Andrea Cesalpino ( Andreas Caesalpinus in Latin and Andre Césalpin in French), born the Tuscan June 6th 1519 with Arezzo in and dead the February 23rd 1603 with Rome, was a Philosophe, Médecin, Naturaliste and Italian Botaniste .

Biography

Andrea Cesalpino studies with the Université of Pisa. Its professor of Médecine is Realdo Colombo († 1559) and that of Botanique Luca Ghini. After its studies, he teaches a long time, at the same university, the Philosophie, the Médecine and the Botanique.

He makes many herborizings in Italy. Cesalpino succeeds Ghini with the head of the Botanical garden of Pisa in 1554, function which it will occupy until in 1558.

It is destined for Rome to teach medicine and to be the personal doctor of the Pape Clément VIII which appointed it professor of medicine to the college of Sapience.

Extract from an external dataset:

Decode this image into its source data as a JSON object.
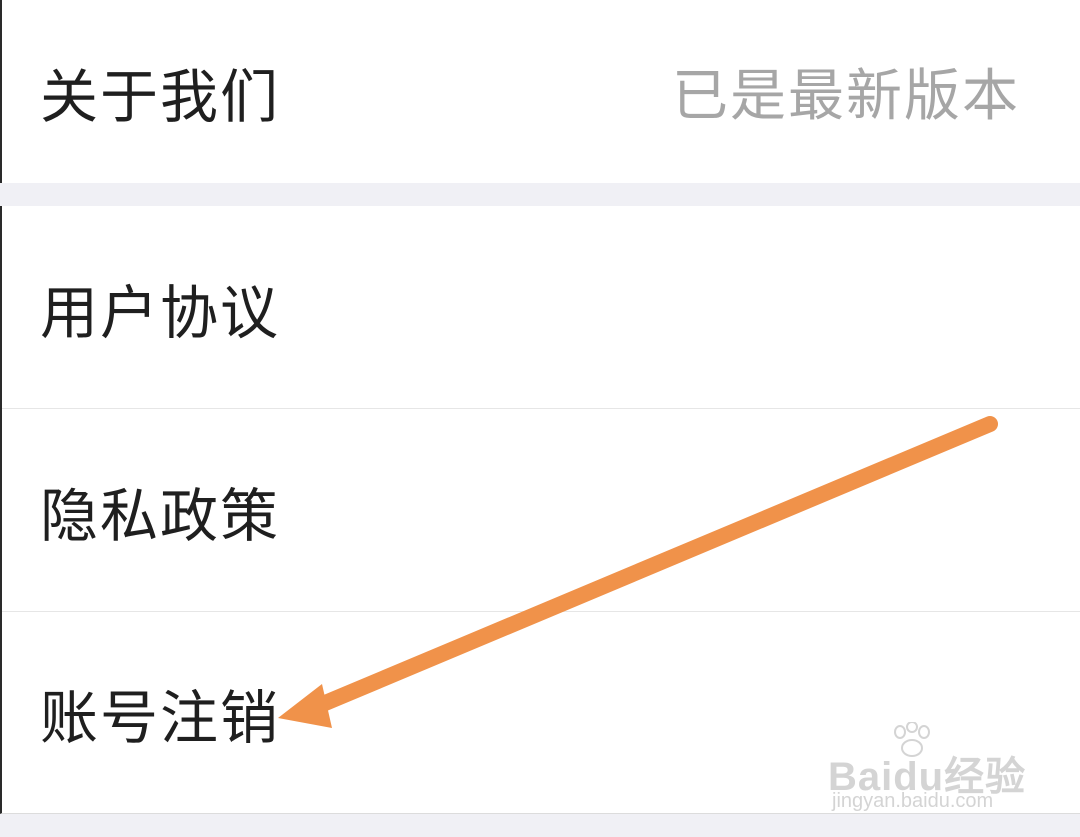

The writings of Cesalpino are not always easy to include/understand. Like philosopher, it is pointed out by its major knowledge of the writings of Aristote. Its writings carry the influence of Averroès and shows it inclined with the Panthéisme. Its philosophical work most important is Quaestionum peripateticarum libri V (appeared with Florence in 1569) where Cesalpino studies the thought of Aristote.

He kisses the sect of the Averroïstes, representative God, not as the cause, but like the bottom and the substance of all things, which makes it show Panthéisme and even of Athéisme. However, the Catholic Encyclopedia indicates that there had remained catholic all its life.

In Medicine, he suspected one of the first, following his Master Realdo Colombo, the circulation the blood. Like Naturalist, he recognized the sex in the flowers and invented the first method of botany: he based his classification on the shape of the flower, the fruit, and on the number of seeds. Its most important work is certainly Of plantis libri XVI (appeared with Florence in 1583). This book is close to the former herbaria and present a botanical theory, near to that derived from the thought aristotelician. It describes approximately: 1500 species which it tries to classify according to a system allowing an easy later determination. It follows besides the precepts of Théophraste. It makes a broad place with its own observations and experiments. It rejects the systems of classification based on artificial criteria (like the taste, the medicinal uses or the alphabetical order) and tries to find a system natural.

Contrary to the other herbaria, it does not contain any illustration, because Cesalpino estimates that only the text makes it possible to describe precisely all the characteristics contrary to the charts.

Cesalpino approaches in a very innovative way the study of the plants and plant the modern bases of vegetable morphology and physiology. It evokes the nutrition of the plants thus and basing itself on the Euphorbe S which let run a milky juice when a sheet is cut, makes an analogy with the blood circulation in the animals.

Conrad Gessner, he considers that the basic element for classification is the species based on the principle of the reproduction with its similar and grants much importance to the reproductive bodies.

He also studies the Chimie, the Minéralogie and the Géologie. In Of metallicis libri very (published with Rome in 1596), it shows a good comprehension of the Fossile S.

The philosophical doctrines of Cesalpino were fought by Samuel Parker, archbishop of Canterbury, and by Nicolas Taurel, doctor of Montbeliard, which denounced it with the Inquisition.

Its principal works are: Quaestiones peripateticae , Florence, 1569; Daemonum investigatio , 1580: it fights there the magic and the Sorcellerie; Ars medica , Rome, 1601; Of plantis , Florence, the 1583, most important of all; Of metallis , 1596, work which has less of value.

Charles Plumier dedicates a kind of plant to him, the Caesalpinia of the family of the Légumineuse S.